The result above holds (if $x $ is not in $A $ it is in both set whether or not it is in $B $)

3) $x$ in $A $ but not in $B $.

Then $x $ is in $A-B $. So $x $ is not in $(A-B)'$.

$x $ is not in $A'$ and $x $ is not in $B $ so $x $ is not in $A'\cup B $.

So $x $ is in neither set.

4) $x $ is in both $A $ and $B $.

Then $x $ is in $B $ so $x $ is not in $A-B $. So $x $ is in $(A-B)'$. And $x $ is in $B $ so $x $ is in $A'\cup B $.

So $(A-B)'$ and $A'\cup B $ both have the same elements and exclude the same elements. Which means the are equal.

Answer 3

Like you say, a way of proving that the sets $X$ and $Y$ are equal is to show $X \subseteq Y$ and $Y\subseteq X$. To do this show first that for an arbitrary $x \in X$ we also have that $x \in Y$ and for arbitrary $y \in Y$, we have that $y \in X$.

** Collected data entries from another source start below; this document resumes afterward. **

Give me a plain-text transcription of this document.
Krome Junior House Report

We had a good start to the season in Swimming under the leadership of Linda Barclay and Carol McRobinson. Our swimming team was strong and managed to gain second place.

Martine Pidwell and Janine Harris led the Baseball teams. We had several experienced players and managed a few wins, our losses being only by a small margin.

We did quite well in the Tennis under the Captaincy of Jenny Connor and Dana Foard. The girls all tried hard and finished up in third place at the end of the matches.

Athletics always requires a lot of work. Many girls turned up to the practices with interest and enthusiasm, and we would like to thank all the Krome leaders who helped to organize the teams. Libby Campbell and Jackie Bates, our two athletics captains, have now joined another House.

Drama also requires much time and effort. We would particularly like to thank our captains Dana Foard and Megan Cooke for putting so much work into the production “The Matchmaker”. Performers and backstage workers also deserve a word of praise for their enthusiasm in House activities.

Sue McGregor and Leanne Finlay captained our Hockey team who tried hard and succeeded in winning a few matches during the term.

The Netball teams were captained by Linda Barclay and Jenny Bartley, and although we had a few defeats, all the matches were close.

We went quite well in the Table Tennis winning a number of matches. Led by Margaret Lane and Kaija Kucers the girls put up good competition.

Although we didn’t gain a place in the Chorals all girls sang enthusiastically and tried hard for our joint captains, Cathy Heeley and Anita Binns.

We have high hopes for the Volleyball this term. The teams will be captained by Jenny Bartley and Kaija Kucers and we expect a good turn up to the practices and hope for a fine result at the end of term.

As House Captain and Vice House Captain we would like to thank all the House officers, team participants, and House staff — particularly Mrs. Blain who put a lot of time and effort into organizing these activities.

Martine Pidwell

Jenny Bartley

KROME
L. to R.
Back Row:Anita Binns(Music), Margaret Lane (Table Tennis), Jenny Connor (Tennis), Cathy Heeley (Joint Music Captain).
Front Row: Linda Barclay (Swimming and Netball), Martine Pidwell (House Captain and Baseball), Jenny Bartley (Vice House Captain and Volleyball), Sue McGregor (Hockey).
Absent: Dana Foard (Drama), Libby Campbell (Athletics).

Now to prove your specific question.

Show $(A\backslash B)' = A'\cap B$.

First let $A,B$ be subsets of a set $X$. Let $x \in (A \backslash B)'$, then we have that $ x \not \in A \backslash B$. So $x \in X \backslash (A \backslash B)$ which means $x \in (X\backslash A) \cup B = A'\cup B$. Thus $(A\backslash B)' \subseteq A' \cup B$.

Now let $x \in A' \cup B$, so consider two cases. If $x \in B$, then $x \not \in A \backslash B$. So $x \in (A \backslash B)'$. If $x \in A'$ then $x \not \in A$ so $x \not \in A \backslash B$. So $x \in (A \backslash B)'$. In either case $x \in (A \backslash B)'$ so $A' \cup B \subseteq (A \backslash B)'$.

We draw the conclusion that $(A\backslash B)' = A'\cap B$.